By Nader Uskowi
Yesterday’s lack of clarity over a possible ban on refueling Iranian passenger planes in some European and Middle Eastern airports could be the result of uncertainties over the extent of the new US sanctions against Iran. Did a ban on selling gasoline to Iran include the ban on selling jet fuel to Iran Air? Notwithstanding that uncertainty, one thing is becoming clear: the US sanctions will have major effect on gasoline sale to Iran.

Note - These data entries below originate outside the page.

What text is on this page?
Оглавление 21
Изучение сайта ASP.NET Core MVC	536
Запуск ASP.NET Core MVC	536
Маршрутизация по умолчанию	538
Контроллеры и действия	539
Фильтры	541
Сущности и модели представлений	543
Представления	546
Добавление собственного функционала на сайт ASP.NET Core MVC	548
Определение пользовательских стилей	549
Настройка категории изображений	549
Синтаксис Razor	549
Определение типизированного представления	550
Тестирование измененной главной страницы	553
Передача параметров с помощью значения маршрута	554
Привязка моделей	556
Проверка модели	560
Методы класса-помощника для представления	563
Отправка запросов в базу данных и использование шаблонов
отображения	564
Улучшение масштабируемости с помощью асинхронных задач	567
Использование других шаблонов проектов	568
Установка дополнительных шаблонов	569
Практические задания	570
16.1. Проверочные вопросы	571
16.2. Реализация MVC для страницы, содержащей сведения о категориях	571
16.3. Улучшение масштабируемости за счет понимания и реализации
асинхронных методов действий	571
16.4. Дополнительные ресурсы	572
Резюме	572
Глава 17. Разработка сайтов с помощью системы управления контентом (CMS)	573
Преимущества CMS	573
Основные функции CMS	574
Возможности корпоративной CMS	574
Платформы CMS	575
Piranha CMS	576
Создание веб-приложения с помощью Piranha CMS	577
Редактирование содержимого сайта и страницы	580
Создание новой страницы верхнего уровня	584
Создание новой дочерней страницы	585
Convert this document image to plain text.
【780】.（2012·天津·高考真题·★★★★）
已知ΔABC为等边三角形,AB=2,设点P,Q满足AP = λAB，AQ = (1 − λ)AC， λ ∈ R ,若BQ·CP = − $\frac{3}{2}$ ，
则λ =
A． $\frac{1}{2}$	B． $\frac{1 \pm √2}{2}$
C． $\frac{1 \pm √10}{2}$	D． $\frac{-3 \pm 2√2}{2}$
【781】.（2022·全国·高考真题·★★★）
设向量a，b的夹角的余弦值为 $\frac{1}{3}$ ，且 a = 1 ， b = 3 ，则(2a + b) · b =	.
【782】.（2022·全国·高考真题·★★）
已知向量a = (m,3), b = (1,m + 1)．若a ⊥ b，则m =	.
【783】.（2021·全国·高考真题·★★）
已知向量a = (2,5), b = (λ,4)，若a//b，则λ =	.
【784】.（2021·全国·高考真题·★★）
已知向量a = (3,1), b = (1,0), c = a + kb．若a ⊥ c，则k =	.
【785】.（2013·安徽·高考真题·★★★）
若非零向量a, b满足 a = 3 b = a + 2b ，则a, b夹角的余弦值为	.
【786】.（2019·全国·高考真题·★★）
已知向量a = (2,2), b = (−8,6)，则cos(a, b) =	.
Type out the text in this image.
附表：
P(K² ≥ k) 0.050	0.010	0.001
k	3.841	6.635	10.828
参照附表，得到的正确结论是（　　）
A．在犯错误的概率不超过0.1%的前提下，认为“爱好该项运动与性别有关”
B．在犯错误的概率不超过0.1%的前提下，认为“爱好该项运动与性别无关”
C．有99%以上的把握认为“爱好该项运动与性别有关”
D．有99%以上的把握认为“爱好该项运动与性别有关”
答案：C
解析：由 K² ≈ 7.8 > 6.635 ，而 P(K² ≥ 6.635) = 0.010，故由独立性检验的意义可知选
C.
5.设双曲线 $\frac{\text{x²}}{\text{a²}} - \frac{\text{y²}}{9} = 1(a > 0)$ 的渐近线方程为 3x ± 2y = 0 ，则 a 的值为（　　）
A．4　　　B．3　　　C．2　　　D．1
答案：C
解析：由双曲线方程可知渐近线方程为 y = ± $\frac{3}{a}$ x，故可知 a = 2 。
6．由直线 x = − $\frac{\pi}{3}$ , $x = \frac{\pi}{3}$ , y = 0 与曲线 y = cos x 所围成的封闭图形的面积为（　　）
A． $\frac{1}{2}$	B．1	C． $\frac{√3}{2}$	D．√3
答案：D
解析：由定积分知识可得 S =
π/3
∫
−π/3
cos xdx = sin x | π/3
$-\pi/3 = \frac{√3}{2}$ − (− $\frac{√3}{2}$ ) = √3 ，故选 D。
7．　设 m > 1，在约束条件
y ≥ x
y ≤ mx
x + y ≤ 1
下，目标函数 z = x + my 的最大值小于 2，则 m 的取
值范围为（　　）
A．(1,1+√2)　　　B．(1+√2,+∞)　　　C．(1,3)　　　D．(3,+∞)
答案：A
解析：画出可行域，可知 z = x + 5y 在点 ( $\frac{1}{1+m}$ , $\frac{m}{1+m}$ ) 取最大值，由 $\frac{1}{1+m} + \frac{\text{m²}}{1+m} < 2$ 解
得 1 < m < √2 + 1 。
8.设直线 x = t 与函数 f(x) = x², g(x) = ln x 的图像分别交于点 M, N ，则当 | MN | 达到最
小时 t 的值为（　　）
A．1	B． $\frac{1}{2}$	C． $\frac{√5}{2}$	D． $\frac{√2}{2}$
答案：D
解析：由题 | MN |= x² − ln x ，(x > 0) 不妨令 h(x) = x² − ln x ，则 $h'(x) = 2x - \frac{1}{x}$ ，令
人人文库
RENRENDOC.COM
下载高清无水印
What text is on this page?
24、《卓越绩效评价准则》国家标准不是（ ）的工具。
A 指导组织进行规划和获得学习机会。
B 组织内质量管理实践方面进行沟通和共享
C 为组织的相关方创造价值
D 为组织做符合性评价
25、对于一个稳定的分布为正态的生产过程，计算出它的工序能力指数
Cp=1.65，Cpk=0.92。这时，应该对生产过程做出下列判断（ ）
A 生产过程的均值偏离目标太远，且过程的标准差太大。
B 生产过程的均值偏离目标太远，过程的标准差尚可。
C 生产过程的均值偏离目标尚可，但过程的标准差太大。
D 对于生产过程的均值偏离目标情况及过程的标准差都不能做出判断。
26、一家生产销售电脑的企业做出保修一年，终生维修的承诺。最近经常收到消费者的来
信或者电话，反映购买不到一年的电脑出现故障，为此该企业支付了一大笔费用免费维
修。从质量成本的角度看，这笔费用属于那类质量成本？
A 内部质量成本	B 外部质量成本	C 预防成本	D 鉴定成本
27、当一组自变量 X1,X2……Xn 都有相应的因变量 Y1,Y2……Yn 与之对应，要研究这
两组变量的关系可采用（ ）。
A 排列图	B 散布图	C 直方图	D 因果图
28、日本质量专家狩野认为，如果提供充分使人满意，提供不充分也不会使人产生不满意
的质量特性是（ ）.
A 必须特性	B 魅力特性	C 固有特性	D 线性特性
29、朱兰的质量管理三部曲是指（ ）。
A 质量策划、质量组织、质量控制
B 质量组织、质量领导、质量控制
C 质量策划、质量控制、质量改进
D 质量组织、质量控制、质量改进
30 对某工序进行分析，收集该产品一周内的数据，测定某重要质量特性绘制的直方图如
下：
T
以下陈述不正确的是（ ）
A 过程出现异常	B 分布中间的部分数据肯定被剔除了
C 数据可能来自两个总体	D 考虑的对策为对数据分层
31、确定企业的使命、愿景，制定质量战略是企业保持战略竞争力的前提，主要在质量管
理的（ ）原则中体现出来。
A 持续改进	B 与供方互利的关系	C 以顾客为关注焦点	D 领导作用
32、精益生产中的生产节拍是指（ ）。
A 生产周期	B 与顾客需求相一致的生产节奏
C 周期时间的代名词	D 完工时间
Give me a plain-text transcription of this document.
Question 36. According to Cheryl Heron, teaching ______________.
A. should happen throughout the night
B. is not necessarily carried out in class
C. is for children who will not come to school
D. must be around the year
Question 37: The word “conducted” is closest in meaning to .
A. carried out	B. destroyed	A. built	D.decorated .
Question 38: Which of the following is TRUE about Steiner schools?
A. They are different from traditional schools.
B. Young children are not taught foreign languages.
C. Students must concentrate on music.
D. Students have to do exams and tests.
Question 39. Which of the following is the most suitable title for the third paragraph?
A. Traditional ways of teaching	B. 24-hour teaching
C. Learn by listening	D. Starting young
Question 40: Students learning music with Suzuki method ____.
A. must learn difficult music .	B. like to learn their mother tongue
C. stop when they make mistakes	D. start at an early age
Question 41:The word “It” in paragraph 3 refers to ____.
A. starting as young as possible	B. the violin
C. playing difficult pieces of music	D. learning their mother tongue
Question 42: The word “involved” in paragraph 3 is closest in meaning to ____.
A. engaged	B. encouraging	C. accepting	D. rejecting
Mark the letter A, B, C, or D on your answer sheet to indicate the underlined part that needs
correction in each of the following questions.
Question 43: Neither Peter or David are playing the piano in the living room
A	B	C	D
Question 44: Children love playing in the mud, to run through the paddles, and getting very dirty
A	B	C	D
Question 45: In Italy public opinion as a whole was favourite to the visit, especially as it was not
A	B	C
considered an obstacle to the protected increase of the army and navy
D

Almost all major refineries capable of producing and exporting gasoline are stopping their sale to Iran. Reports from Iran indicate dramatic drop in availability of gasoline in the wholesale market, as much as half the volume of last month. The most likely outcome of such shortage will be as a dramatic rise in gasoline prices. The government-controlled rate is expected to hit 900 tomans per liter ($3 per gallon), with unrestricted prices not unthinkable hitting 1,500 tomans ($5 per gallon). These prices will produce inflationary pressures and above all will create public dismay. Until recently people were paying a fraction of these prices to fill up their cars.
The new US sanctions are also creating problems for the country’s banking system, a serious situation that we will continue monitoring.
I am not arguing that the new US sanctions in themselves will be game changers. Countries can and do adjust to harsh economic conditions. It is argued, however, that the Iranian government needs to take these realities into account in making its final decision on the country’s nuclear program. I believe its resilience to maintain the program intact, even under heavy international pressure, has indeed been shown. The leadership should now base its decision solely on the national interests of Iran. If it is in the country’s interests to end its current economic woes, a compromise in enrichment program is indeed in order. Leaders are expected to make difficult and unpopular decisions and the Iranian leaders need to abandon populist policies and start making very difficult decisions.